A mission statement, as hard as it can be to create, should come naturally with deep consideration to your team’s unique strengths, history, and values.
Going hand-in-hand with your mission, you should have a definitive answer to the question, “What are your values?” In other words, what characteristics are you fostering among your team? What is your company willing and not willing to do to achieve its goals? Why do you do everything that you do?
Pro Tip: Using social listening tools, you can see what your audience already admires about your brand, and what values and pain points they have. Knowing this information can help you hone in on the things that your company brings to the table, and ensure that you work towards an achievable goal.
3. Define Your Key Audiences.
Who are your current clients, and who are your social media influencers? Which audiences make sense to go after, and who are just nice-to-haves?
List out your audiences and map out their key characteristics, pain points, and value to your company. Also, evaluate what your company can offer them. Your interests should intersect with your audience’s – providing a natural and solid base for current and future relationships.

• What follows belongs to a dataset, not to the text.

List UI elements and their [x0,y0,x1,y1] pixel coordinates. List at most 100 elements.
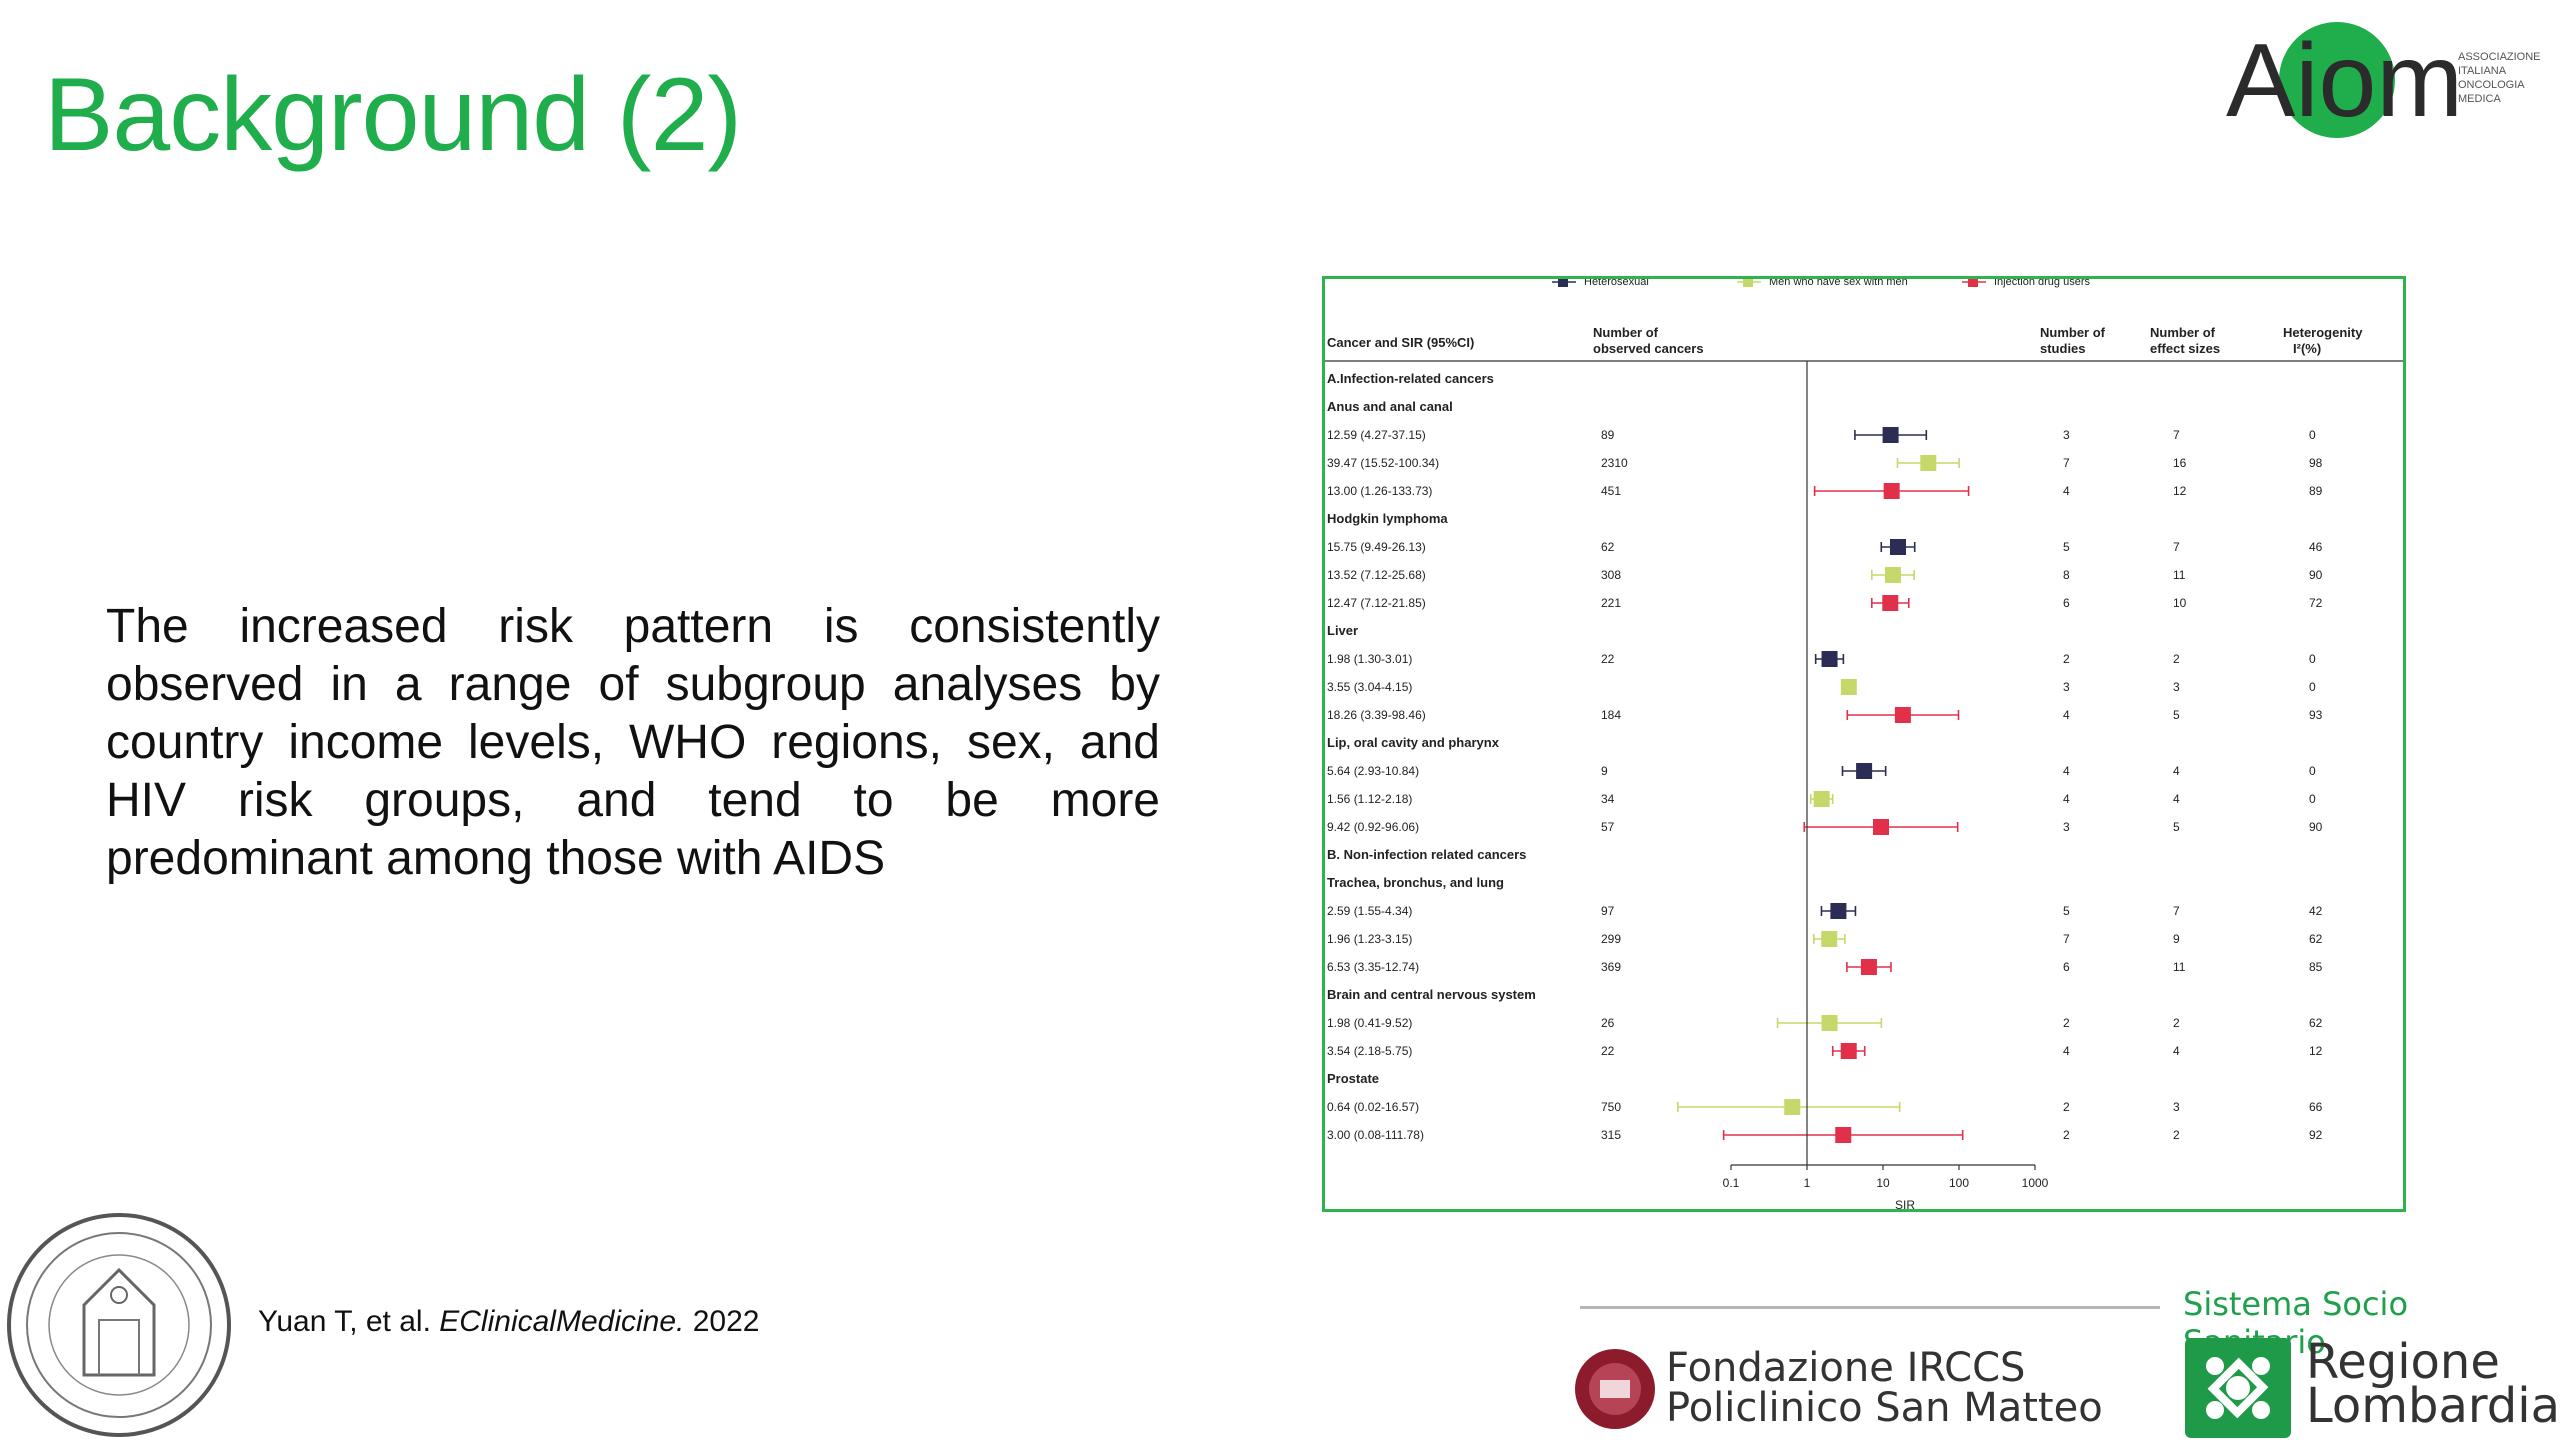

At Zoomph, we utilize Author Cards and Follower Insights to see if our audiences share our values. While we invite nearly anyone who needs help monitoring, measuring, and managing their social activity to borrow our toolkit, we check to see that our targets have a real need for our services.
After all, our purpose is to help and make a positive impact with our platform. Should ever a client take advantage our tools to do something negative or malicious – we would revoke his/her privileges immediately.
Remember, a brand is only as good as the people it associates with.
So, if your target audience doesn’t agree with your values, or has no need for your services, consider walking away. Otherwise, you’ll end up frustrated and bending over backwards to meet their demands—all while your heart isn’t in it.